Professor McClay recounts the birth of political talk radio with the repeal of the Fairness Doctrine in 1987. It was Rush who seized on the opportunity presented by the new freedom. What did he have to offer:? Here Professor McClay explains:
[W]hat he gave talk radio was a sense of sheer fun, of lightness, humor, and wit, whether indulging in his self-parodying Muhammad Ali-like braggadocio, drawing on his vast array of American pop-cultural reference points, or, in moving impromptu mini-sermons, reminding his listeners of the need to stay hopeful, work hard, and count their blessings as Americans. In such moments, and in many other moments besides, he reminds one of the affirmative spirit of Ronald Reagan and, like Reagan, reminds his listeners of the better angels of their nature. He transmutes the anger and frustration of millions of Americans into something more constructive.

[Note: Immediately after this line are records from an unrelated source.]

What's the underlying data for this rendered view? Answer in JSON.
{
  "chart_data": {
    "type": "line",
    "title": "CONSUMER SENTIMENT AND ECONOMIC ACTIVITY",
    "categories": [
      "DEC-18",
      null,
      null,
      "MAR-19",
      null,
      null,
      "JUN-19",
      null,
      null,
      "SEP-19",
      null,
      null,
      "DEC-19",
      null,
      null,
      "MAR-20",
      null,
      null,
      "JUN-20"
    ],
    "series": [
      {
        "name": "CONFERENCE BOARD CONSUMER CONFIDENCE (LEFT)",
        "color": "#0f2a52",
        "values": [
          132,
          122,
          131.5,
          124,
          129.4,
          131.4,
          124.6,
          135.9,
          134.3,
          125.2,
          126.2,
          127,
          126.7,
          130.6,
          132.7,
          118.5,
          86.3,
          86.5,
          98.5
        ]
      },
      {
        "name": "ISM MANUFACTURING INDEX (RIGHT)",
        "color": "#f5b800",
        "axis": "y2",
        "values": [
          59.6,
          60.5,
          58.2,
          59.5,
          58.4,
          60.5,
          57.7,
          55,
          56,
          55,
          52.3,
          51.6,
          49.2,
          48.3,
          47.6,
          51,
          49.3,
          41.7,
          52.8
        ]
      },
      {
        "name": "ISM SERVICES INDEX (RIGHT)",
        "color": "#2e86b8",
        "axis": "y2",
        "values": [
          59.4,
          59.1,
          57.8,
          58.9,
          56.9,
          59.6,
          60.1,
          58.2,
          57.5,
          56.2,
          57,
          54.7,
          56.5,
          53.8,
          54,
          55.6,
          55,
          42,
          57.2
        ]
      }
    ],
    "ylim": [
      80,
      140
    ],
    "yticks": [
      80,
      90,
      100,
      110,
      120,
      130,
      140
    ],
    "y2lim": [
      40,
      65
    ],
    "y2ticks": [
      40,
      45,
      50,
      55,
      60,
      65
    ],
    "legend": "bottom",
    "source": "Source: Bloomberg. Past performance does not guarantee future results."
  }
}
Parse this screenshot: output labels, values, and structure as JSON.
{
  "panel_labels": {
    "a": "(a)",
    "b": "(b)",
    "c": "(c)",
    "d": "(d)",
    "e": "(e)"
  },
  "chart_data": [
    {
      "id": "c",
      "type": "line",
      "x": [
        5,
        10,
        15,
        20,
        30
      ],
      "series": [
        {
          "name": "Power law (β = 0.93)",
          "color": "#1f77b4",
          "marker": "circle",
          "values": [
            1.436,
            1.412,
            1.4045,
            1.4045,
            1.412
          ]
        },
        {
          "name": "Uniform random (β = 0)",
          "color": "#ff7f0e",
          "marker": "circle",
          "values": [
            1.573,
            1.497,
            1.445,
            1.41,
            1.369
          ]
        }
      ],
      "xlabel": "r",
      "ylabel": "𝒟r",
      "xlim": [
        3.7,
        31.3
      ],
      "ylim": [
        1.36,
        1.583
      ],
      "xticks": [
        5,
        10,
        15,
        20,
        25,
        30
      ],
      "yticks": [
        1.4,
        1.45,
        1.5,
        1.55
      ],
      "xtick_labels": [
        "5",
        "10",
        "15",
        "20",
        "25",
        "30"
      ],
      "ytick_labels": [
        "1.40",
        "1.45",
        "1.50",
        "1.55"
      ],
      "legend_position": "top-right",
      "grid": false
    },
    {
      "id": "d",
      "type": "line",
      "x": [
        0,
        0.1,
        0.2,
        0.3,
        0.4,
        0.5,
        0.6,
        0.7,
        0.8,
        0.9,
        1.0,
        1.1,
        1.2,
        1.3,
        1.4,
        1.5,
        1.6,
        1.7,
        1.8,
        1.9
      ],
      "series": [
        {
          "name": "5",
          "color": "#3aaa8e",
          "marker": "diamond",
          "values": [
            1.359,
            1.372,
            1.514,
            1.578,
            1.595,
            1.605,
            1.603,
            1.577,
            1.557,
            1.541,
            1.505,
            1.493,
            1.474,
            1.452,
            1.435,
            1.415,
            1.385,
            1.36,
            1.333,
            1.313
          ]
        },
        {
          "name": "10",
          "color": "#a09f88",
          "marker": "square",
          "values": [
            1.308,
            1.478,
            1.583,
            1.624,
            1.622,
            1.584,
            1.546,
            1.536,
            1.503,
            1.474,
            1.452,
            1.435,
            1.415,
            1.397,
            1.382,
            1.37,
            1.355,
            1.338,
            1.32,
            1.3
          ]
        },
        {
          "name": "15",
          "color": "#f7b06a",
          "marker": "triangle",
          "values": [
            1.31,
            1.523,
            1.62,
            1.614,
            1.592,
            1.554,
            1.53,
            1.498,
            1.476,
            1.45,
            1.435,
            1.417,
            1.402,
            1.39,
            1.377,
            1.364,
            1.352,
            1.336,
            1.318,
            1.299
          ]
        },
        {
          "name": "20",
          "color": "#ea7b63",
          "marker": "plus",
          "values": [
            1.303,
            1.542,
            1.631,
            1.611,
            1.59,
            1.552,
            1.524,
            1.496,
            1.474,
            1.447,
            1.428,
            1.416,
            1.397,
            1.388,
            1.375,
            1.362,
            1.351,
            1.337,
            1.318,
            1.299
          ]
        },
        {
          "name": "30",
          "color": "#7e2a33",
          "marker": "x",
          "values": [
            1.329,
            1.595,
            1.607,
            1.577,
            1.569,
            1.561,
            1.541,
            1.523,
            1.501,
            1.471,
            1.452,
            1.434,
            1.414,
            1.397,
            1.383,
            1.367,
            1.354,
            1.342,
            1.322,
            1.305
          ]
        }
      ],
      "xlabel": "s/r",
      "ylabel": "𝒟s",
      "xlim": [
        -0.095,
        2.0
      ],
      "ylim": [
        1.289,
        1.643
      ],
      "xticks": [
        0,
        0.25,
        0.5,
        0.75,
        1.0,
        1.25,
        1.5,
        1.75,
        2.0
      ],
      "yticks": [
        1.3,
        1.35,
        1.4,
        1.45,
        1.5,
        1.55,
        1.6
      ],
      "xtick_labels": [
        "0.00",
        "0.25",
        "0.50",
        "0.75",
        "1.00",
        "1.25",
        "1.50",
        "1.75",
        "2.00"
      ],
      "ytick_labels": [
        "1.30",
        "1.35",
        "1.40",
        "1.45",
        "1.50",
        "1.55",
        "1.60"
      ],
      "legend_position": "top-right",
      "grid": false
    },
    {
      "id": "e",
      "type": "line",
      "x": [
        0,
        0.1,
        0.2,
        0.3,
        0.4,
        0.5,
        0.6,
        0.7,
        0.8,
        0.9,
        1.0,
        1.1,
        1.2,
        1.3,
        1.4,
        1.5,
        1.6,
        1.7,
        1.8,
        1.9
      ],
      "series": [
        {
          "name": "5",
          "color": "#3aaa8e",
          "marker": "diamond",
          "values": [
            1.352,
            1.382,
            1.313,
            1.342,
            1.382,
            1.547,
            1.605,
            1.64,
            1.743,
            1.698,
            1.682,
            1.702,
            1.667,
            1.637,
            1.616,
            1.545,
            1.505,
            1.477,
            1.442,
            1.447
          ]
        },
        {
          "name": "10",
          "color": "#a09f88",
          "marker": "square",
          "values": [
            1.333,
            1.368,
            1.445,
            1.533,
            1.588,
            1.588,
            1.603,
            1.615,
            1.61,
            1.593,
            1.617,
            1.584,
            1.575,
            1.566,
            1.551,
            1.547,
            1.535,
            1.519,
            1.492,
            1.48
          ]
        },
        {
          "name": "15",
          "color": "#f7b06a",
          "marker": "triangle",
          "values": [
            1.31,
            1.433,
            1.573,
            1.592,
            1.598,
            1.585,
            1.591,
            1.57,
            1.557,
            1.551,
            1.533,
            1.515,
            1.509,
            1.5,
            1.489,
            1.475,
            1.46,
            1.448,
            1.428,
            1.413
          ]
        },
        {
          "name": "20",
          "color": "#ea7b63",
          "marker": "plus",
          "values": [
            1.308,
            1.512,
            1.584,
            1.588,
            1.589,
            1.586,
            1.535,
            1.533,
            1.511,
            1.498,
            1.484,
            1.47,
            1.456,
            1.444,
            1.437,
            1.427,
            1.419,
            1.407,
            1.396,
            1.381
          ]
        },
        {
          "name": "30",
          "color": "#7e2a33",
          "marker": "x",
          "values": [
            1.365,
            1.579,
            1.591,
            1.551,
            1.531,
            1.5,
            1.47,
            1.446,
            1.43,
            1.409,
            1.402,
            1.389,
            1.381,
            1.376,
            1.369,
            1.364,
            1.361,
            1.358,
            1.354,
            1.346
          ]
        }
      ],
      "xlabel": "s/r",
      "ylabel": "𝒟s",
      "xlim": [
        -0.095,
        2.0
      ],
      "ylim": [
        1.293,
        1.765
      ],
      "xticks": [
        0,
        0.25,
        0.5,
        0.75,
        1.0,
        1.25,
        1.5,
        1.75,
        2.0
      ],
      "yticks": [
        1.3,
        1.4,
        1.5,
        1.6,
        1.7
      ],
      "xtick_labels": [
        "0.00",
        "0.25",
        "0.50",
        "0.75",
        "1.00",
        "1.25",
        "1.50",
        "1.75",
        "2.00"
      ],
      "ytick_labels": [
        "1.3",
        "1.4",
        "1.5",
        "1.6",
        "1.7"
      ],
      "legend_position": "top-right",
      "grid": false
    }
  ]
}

At the heart of the phenomenon McClay sees a revolt against the elites:
[A] problem of long-standing in our culture has reached a critical stage: the growing loss of confidence in our elite cultural institutions, including the media, universities, and the agencies of government. The posture and policies of the Obama presidency, using temporary majorities and legislative trickery to shove through massive unread bills that will likely damage the nation and may subvert the Constitution, have brought this distrust to a higher level. The medium of talk radio has played a critical role in giving articulate shape and force to the resistance. If it is at times a crude and bumptious medium, it sometimes has to be, to disarm the false pieties and self-righteous gravitas in which our current elites too often clothe themselves. Genuinely democratic speech tends to be just that way, in case we have forgotten.
Professor McClay's essay is the prolegomenon to any future study of Rush that will be able to present itself as a science.